第606章 西北部落叛扰商路——格致火枪备战出征

宸乾十年秋,西北通州城的商道驿站外,几匹快马踏着黄沙疾驰而来,马背上的驿卒浑身是汗,手里举着染血的“急报”令牌,刚到驿站门口就翻身滚落,嘶哑着喊道:“快!快送京城!准噶尔部落反了!商队被劫,王大人他们……都没了!”

消息像野火一样,很快传遍通州城。百姓们紧闭门户,原本热闹的商道空无一人——这条连接中原与西域的商道,是通州城的命脉,如今被断,城里的茶叶、丝绸价格一夜暴涨,连粮铺都开始限量售粮。而这一切的源头,要从准噶尔部落与朝廷积怨已久的矛盾说起。

一、积怨:贸易不公与改革抵触

准噶尔是西北最大的游牧部落,世代以放牧、与中原贸易为生。往年,部落用良马、羊绒换中原的茶叶、丝绸、铁器,虽偶有摩擦,却也相安无事。可自宸乾八年朝廷推进边疆改革后,矛盾渐渐浮出水面。

第一桩是贸易不公。朝廷虽定下“茶马等价”的规矩,可地方官与商人勾结,私下压低马价、抬高茶价。部落牧民赶着十匹能日行千里的良马,原本该换两车云雾茶,到最后只给半车粗茶梗;而商人运到部落的丝绸,却比京城售价贵三倍。策妄阿拉布坦曾派使者去通州城交涉,可地方官收了商人的好处,只敷衍说“路途遥远,成本高”,压根不解决问题。牧民们怨气渐生,私下里都说:“朝廷这是把我们当傻子骗!”

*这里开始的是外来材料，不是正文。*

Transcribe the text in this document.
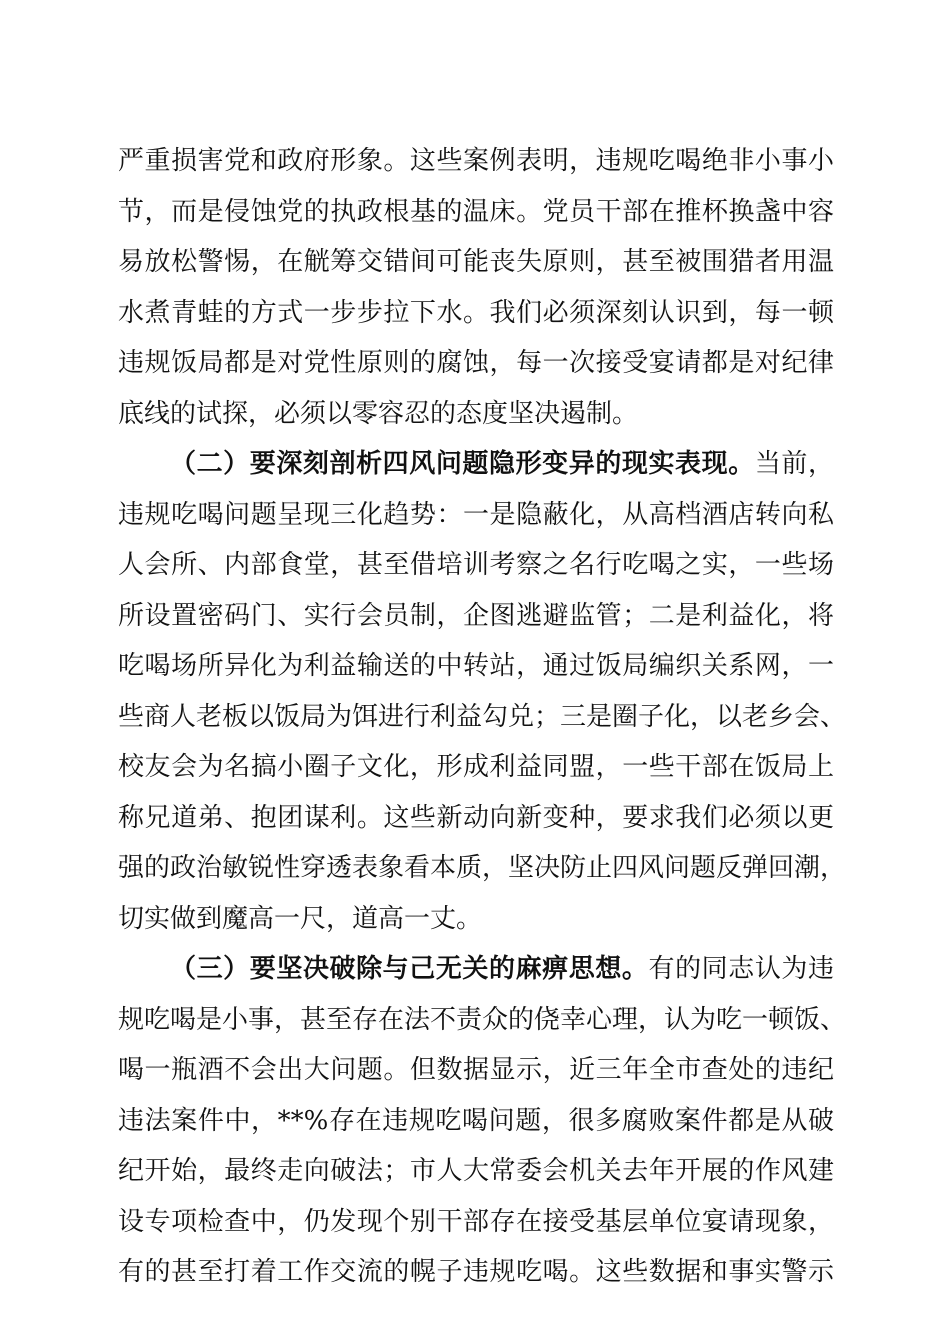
严重损害党和政府形象。这些案例表明，违规吃喝绝非小事小
节，而是侵蚀党的执政根基的温床。党员干部在推杯换盏中容
易放松警惕，在觥筹交错间可能丧失原则，甚至被围猎者用温
水煮青蛙的方式一步步拉下水。我们必须深刻认识到，每一顿
违规饭局都是对党性原则的腐蚀，每一次接受宴请都是对纪律
底线的试探，必须以零容忍的态度坚决遏制。
（二）要深刻剖析四风问题隐形变异的现实表现。当前，
违规吃喝问题呈现三化趋势：一是隐蔽化，从高档酒店转向私
人会所、内部食堂，甚至借培训考察之名行吃喝之实，一些场
所设置密码门、实行会员制，企图逃避监管；二是利益化，将
吃喝场所异化为利益输送的中转站，通过饭局编织关系网，一
些商人老板以饭局为饵进行利益勾兑；三是圈子化，以老乡会、
校友会为名搞小圈子文化，形成利益同盟，一些干部在饭局上
称兄道弟、抱团谋利。这些新动向新变种，要求我们必须以更
强的政治敏锐性穿透表象看本质，坚决防止四风问题反弹回潮，
切实做到魔高一尺，道高一丈。
（三）要坚决破除与己无关的麻痹思想。有的同志认为违
规吃喝是小事，甚至存在法不责众的侥幸心理，认为吃一顿饭、
喝一瓶酒不会出大问题。但数据显示，近三年全市查处的违纪
违法案件中，**%存在违规吃喝问题，很多腐败案件都是从破
纪开始，最终走向破法；市人大常委会机关去年开展的作风建
设专项检查中，仍发现个别干部存在接受基层单位宴请现象，
有的甚至打着工作交流的幌子违规吃喝。这些数据和事实警示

第二桩是改革抵触。胤宸派陈九郎去西北推广流动学堂、设打井点时(597节),策妄阿拉布坦就满心警惕。他看着部落里的孩童被请去学堂学“通用语”“格致课”,看着朝廷的人在牧场旁挖井、教牧民用“盐度测水法”,总觉得这是“汉化侵蚀”——“他们教孩子说汉话、写汉字,是要让孩子忘了自己是准噶尔人!他们帮我们打井,是想摸清牧场的水脉,以后好占我们的地!”

于是,他下了禁令:部落孩童不准进学堂,谁去就罚谁放牧三年;朝廷设的打井点,也被他派人砸了两口井的木槽。陈九郎当时为了稳住局势,没敢深究,只把情况上报京城。可这禁令没解决根本矛盾,反而让部落与朝廷的隔阂越来越深。

真正的导火索,是一个月前的商队劫掠。朝廷派王主事押送一支商队,载着五百斤云雾茶、两百匹江南织锦,准备去部落换回良马,缓解通州城的马荒。可商队行至黑沙岭时,突然被策妄阿拉布坦率领的两千骑兵包围。王主事试图交涉,却被部落士兵一箭射穿胸膛。五百斤茶叶、两百匹丝绸被劫,随行的三十名护卫,只逃回来两个,还都受了重伤。

策妄阿拉布坦站在黑沙岭的土坡上,看着燃烧的商队马车,对着中原方向高喊:“告诉胤宸!要么取消贸易管制,要么撤走所有学堂、打井点!不然,我就带骑兵攻打通州城,让他知道我们准噶尔人的厉害!”

二、朝会:传统之困与技术破局

京城收到急报时,胤宸正在御书房看江南织锦的出口奏报。他捏着那份染血的急报,指尖泛白,立刻传旨:“召六部尚书、兵部侍郎、格致院李墨,即刻来御书房议事!”

半个时辰后,御书房里气氛凝重。户部尚书先开口,声音带着焦虑:“陛下,通州城的粮囤只够支撑一个月了。商道一断,军粮运不过去,要是策妄阿拉布坦真攻打通州,后果不堪设想!”

兵部侍郎立刻接话:“臣请命!派三万骑兵去西北平叛!臣保证,一个月内必平定叛乱!”